According to B. K. S. Iyengar's Light on Yoga, Astavakra was believed to be the spiritual guru of King Janaka, father of Sita. When he was in his mother's womb, his father Kagola recited the Vedas inaccurately, making the unborn child laugh. Kagola, furious, put a curse on the baby to be born bent in eight places, "Astavakra" meaning eight bends. Kagola was defeated in debate with the court scholar, Vandi.

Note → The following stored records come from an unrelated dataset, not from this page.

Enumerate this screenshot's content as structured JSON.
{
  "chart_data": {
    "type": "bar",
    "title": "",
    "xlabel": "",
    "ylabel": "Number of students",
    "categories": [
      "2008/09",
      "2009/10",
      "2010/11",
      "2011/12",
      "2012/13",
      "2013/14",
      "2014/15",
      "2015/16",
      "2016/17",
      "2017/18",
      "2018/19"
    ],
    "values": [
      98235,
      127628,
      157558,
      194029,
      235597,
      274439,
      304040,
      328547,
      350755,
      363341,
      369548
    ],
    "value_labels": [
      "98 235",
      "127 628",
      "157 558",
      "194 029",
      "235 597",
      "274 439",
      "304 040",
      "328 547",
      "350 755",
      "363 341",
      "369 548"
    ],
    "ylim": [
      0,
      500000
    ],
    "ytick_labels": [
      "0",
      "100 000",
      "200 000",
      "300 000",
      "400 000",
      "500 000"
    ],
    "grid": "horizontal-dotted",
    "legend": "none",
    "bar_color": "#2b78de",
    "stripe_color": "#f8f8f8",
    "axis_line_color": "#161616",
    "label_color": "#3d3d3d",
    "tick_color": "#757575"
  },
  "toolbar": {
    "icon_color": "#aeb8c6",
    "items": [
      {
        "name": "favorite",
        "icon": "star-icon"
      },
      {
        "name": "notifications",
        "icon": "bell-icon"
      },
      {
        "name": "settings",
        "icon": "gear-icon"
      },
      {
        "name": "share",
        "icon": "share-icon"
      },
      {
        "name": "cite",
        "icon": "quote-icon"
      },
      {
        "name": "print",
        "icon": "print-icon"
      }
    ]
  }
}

The young Astavakra beat Vandi in argument, and became Janaka's guru. His father blessed him for this, and his deformity vanished.

==Description==

Astavakrasana is a hand balance with lateral twist. The pose is entered from a squatting position, one arm between the feet, the other just outside the other foot, palms on the floor. Pushing up and lifting both legs from the floor gives a variant or preparatory position, with both legs bent, one leg over one forearm, the other leg crossed over the first at the ankle. Straightening the legs gives the full pose. Preparatory poses for astavakrasana include the plank pose, Parsva Bakasana (side crane pose), Paripurna Navasana (boat pose) and others. The pose may be practised with blocks laid flat under the hands. Counter poses for Astavakrasana include Matsyasana, Paschimottanasana, and Balasana.